All systems that are built will have SLURM installed and the SLURM daemon running which will allow that node to submit and run jobs. Should this not be desired then the service can be permanently stopped and disabled with systemctl disable slurmd && systemctl stop slurmd on the node which is no longer to run SLURM.

Modules Setup (From Deployment VM)

The environment modules software allows for dynamic path changing on a user profile.

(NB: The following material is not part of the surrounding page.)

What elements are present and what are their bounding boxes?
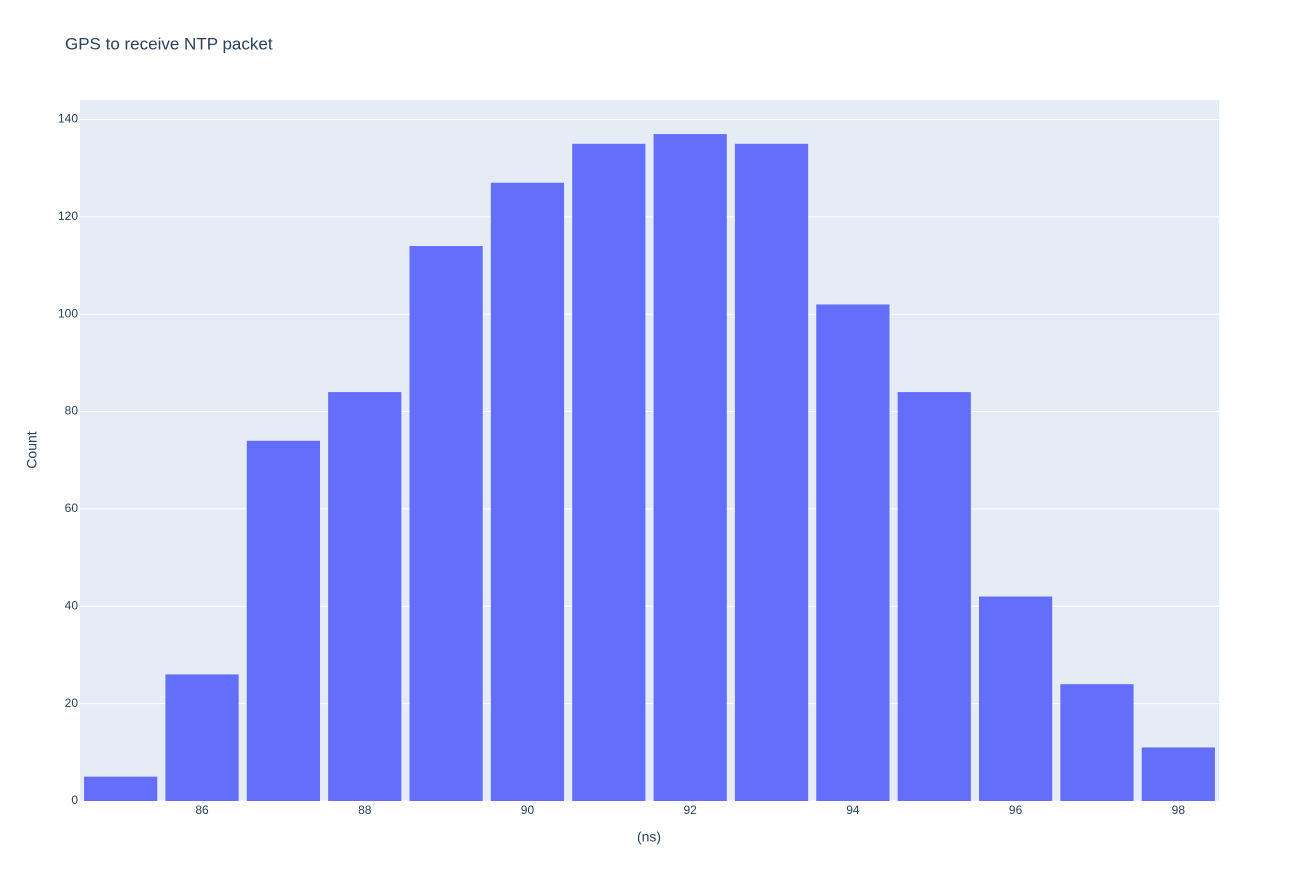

  • Create a group for the modules VM (add at least apps1 as a node in the group, set additional groups of services,cluster,domain allows for more diverse group management):

    metal configure group apps
    
  • Customise apps1 node configuration (set the primary IP address to 10.10.0.7):

    metal configure node apps1
    
  • Create /var/lib/metalware/repo/config/apps1.yaml with the following network and server definition:

    modules:
      is_server: true
    
  • Add the following to /var/lib/metalware/repo/config/domain.yaml (set server to the IP of the apps VM):

    modules:
      server: 10.10.0.7
      directory: /opt/apps
      is_server: false
    
  • Additionally, add the following to the setup: namespace list in /var/lib/metalware/repo/config/domain.yaml:

    - /opt/alces/install/scripts/07-modules.sh
    
  • Download the modules.sh script to the above location:

    mkdir -p /opt/alces/install/scripts/
    cd /opt/alces/install/scripts/
    wget -O 07-modules.sh https://raw.githubusercontent.com/alces-software/knowledgebase/release/2017.1/epel/7/modules/modules.sh
    
  • Follow Client Deployment Example to setup the apps node

Note

The apps directory can be setup on the storage node if one was created, this allows for all NFS exports to come from a centralised server.